La destitución del monarca fue para los jacobinos —así observaría Claude Lefort después de Hannah Arendt— solo un medio para alcanzar la totalidad de un cambio histórico de carácter universal. Y para cambiarlo todo era necesario totalizarlo todo. Eso significa que el periodo de El Terror implantado por Robespierre no era un fin en sí, sino el medio del que se valía “la historia” para alcanzar la reconciliación definitiva de la humanidad consigo misma.
Hay, pues, una relación entre un Maximiliano Robespierre asomado en los balcones de las Tullerías, contemplando cómo en nombre de La Revolución rodaban las cabezas de sus adversarios, con el Holocasuto y el Gulag e incluso, con un Ernesto Che Guevara en La Fortaleza de San Carlos de la Cabaña, haciendo volar —también en nombre de La Revolución— la tapa de los sesos de los suplicantes prisioneros.

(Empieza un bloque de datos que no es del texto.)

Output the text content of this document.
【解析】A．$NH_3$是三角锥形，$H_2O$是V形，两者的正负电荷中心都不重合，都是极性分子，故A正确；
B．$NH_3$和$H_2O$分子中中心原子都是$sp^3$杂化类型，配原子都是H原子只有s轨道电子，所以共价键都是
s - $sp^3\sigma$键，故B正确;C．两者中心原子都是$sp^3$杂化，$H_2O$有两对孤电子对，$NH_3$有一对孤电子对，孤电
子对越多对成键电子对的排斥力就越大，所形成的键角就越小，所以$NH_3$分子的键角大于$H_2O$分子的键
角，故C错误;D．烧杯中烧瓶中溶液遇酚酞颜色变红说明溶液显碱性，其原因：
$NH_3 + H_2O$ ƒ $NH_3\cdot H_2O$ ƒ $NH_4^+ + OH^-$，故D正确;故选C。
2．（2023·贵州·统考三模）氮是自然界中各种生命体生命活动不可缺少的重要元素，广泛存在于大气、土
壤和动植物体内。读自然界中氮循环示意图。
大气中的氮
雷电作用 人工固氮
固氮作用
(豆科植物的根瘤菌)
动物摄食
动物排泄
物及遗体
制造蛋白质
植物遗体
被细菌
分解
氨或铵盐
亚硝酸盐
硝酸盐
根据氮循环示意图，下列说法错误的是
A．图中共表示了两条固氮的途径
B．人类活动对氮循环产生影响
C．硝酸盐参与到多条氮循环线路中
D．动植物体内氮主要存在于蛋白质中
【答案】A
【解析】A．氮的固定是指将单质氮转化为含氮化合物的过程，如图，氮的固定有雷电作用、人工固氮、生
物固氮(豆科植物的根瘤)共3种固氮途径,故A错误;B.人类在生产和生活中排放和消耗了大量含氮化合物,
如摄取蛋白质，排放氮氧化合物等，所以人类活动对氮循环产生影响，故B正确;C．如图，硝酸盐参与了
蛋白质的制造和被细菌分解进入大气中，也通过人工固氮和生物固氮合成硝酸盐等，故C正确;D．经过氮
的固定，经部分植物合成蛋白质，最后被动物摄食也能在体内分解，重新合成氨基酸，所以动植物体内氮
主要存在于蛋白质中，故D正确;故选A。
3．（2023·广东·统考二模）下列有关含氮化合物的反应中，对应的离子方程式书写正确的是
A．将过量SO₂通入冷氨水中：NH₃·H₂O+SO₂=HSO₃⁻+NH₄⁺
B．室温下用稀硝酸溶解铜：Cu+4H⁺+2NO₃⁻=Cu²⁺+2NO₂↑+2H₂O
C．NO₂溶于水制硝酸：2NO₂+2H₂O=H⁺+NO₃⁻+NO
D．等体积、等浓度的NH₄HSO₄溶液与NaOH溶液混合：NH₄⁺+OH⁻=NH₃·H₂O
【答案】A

Hubo por cierto dictaduras que pese a su infinita crueldad no lograron convertirse en totalitarias. Ya sea porque Pinochet no pudo en contra de la tradición democrática-partidista de Chile, o porque el Estado renunció al control absoluto de la economía, la dictadura militar no logró completar hasta el último su ideal totalitario. Lo que no significa que este no hubiera existido: Pinochet logró al menos construir a un Enemigo Total: el “marxismo internacional”, un enemigo frente al cual todo estaba permitido.
No es seguro si hoy vivimos en una era postotalitaria. Pero si analizamos algunos nuevos movimientos políticos veremos que la pretensión de totalizar la lucha política frente a un enemigo total no ha desaparecido todavía.
En el mundo islámico ISIS designa como enemigo total a TODO el Occidente, en Francia Marine Le Pen designa como enemigo total a la OLIGARQUÍA EUROPEA, el Partido de la Libertad Holandés de Geert Wilders a TODO el islam, Syriza de Grecia a la TROIKA europea, Podemos a LA CASTA española y europea, y en América Latina, neodictaduras y autocracias intentan justificar violaciones a los derechos humanos inventando una lucha total en contra del IMPERIO.
La lógica meta-real del totalitarismo continúa existiendo. La tentación totalitaria comienza con la gramática totalitaria.